Department of Neuroscience, Center for Translational Research in Neurodegenerative Disease, McKnight Brain Institute, University of Florida, Gainesville, FL, USA.
Pediatric Stem Cell Transplantation and Regenerative Medicine, School of Medicine, Stanford University, Palo Alto, CA, USA.
Lab Invest. 2019 Jul;99(7):1030-1040. doi: 10.1038/s41374-019-0260-7. Epub 2019 Apr 24.
RNA binding proteins associated with amyotrophic lateral sclerosis (ALS) and muscle myopathy possess sequence elements that are low in complexity, or bear resemblance to yeast prion domains. These sequence elements appear to mediate phase separation into liquid-like membraneless organelles. Using fusion proteins of matrin 3 (MATR3) to yellow fluorescent protein (YFP), we recently observed that deletion of the second RNA recognition motif (RRM2) caused the protein to phase separate and form intranuclear liquid-like droplets. Here, we use fusion constructs of MATR3, TARDBP43 (TDP43) and FUS with YFP or mCherry to examine phase separation and protein colocalization in mouse C2C12 myoblast cells. We observed that the N-terminal 397 amino acids of MATR3 (tagged with a nuclear localization signal and expressed as a fusion protein with YFP) formed droplet-like structures within nuclei. Introduction of the myopathic S85C mutation into NLS-N397 MATR3:YFP, but not ALS mutations F115C or P154S, inhibited droplet formation. Further, we analyzed interactions between variants of MATR3 lacking RRM2 (ΔRRM2) and variants of TDP43 with disabling mutations in its RRM1 domain (deletion or mutation). We observed that MATR3:YFP ΔRRM2 formed droplets that appeared to recruit the TDP43 RRM1 mutants. Further, coexpression of the NLS-397 MATR3:YFP construct with a construct that encodes the prion-like domain of TDBP43 produced intranuclear droplet-like structures containing both proteins. Collectively, our studies show that N-terminal sequences in MATR3 can mediate phase separation into intranuclear droplet-like structures that can recruit TDP43 under conditions of low RNA binding.
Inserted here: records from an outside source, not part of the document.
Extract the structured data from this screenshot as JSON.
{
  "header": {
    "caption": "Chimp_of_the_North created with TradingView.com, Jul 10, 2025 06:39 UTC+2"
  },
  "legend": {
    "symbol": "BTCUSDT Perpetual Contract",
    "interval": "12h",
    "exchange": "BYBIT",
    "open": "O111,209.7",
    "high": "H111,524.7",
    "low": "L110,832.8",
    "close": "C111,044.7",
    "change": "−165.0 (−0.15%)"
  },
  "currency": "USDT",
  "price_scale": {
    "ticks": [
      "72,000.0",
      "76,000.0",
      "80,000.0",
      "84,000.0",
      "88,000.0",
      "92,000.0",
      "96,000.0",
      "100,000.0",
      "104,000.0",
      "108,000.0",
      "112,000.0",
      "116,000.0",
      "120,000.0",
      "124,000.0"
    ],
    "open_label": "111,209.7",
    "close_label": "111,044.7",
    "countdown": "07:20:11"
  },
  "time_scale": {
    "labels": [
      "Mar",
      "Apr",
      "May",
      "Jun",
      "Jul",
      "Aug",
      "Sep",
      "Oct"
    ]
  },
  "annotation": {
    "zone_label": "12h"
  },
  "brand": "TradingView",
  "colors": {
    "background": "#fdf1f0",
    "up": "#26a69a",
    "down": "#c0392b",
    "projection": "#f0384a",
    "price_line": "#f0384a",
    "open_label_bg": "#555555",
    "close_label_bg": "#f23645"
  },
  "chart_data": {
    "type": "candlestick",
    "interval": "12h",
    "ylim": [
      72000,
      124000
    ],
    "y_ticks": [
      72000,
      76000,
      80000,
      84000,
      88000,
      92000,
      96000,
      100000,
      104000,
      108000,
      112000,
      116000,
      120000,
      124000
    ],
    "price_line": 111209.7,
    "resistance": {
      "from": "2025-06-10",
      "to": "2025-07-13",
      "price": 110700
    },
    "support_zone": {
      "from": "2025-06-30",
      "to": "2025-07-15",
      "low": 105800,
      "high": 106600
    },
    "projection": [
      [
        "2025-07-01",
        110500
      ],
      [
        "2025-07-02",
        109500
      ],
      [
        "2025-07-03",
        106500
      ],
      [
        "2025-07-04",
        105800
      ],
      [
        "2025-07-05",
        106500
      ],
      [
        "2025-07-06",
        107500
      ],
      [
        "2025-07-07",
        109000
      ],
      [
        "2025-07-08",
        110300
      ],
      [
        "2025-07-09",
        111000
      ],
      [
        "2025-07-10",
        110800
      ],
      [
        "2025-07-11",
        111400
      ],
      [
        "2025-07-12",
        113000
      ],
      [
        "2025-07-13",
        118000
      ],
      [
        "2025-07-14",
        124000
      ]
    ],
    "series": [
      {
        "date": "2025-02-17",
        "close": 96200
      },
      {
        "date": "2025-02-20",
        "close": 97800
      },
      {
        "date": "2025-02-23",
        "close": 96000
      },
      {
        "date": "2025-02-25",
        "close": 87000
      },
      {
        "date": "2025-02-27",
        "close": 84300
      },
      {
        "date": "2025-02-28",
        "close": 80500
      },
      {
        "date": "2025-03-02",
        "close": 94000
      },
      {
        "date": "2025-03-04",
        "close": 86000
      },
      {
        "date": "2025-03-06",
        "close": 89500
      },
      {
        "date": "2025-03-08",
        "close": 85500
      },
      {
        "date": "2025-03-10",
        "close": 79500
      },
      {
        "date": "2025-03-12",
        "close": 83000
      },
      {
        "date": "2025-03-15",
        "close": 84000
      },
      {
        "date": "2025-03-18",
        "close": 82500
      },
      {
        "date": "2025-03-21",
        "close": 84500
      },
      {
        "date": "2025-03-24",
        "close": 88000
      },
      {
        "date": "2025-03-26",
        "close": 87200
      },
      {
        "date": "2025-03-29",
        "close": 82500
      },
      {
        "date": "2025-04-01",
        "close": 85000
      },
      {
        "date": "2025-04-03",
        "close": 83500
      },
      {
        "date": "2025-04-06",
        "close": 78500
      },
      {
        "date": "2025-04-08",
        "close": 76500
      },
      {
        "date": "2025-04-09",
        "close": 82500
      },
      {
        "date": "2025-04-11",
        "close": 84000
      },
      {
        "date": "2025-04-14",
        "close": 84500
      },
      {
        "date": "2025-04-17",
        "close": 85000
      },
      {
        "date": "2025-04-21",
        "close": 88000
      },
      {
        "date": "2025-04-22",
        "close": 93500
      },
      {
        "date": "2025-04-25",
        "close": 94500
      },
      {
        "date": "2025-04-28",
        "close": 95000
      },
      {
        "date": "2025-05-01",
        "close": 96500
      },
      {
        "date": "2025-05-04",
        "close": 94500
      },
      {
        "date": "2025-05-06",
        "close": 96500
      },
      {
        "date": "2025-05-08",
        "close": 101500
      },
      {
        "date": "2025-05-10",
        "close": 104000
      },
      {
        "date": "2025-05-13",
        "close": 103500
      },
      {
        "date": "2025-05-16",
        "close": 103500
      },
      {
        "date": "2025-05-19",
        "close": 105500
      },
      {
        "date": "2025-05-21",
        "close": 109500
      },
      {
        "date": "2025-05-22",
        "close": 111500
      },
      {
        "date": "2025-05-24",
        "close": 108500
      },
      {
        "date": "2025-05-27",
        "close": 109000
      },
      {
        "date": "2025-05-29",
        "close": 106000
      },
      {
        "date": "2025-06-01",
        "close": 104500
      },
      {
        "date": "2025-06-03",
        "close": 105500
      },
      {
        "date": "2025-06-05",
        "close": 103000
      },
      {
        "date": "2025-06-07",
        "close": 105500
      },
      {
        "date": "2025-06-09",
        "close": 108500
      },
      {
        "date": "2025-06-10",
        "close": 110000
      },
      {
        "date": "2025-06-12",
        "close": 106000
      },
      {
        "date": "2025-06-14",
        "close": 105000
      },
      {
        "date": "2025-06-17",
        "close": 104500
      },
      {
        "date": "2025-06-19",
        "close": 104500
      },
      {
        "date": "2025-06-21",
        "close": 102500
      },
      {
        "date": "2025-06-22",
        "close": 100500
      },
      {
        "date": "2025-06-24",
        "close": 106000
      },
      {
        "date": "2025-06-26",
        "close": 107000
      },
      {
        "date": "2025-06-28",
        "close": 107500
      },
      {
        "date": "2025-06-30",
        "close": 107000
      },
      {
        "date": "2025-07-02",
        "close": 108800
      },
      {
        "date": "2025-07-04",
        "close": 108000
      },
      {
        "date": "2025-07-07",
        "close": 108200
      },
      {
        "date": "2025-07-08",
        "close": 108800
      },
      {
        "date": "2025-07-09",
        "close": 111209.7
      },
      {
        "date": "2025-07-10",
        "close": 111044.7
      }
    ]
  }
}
与肌萎缩侧索硬化症 (ALS) 和肌肉肌病相关的 RNA 结合蛋白具有低复杂度的序列元件,或者与酵母朊病毒结构域具有相似性。这些序列元件似乎介导相分离成类似液体的无膜细胞器。我们最近使用 matrin 3 (MATR3) 与黄色荧光蛋白 (YFP) 的融合蛋白观察到,删除第二个 RNA 识别基序 (RRM2) 会导致蛋白质相分离并形成核内类似液体的液滴。在这里,我们使用 MATR3、TARDBP43 (TDP43) 和 FUS 的 YFP 或 mCherry 融合构建体来检查在小鼠 C2C12 成肌细胞中的相分离和蛋白质共定位。我们观察到 MATR3 的 N 端 397 个氨基酸(带有核定位信号并表达为与 YFP 的融合蛋白)在核内形成类似液滴的结构。将肌病性 S85C 突变引入 NLS-N397 MATR3:YFP 中,但不是 ALS 突变 F115C 或 P154S,会抑制液滴形成。此外,我们分析了缺乏 RRM2 的 MATR3 变体(ΔRRM2)与 RRM1 结构域失活突变的 TDP43 变体(缺失或突变)之间的相互作用。我们观察到 MATR3:YFP ΔRRM2 形成的液滴似乎募集了 TDP43 RRM1 突变体。此外,NLS-397 MATR3:YFP 构建体与编码 TDBP43 类朊病毒结构域的构建体共表达产生含有两种蛋白质的核内类似液滴的结构。总之,我们的研究表明,MATR3 的 N 端序列可以介导相分离成核内类似液滴的结构,在低 RNA 结合条件下可以募集 TDP43。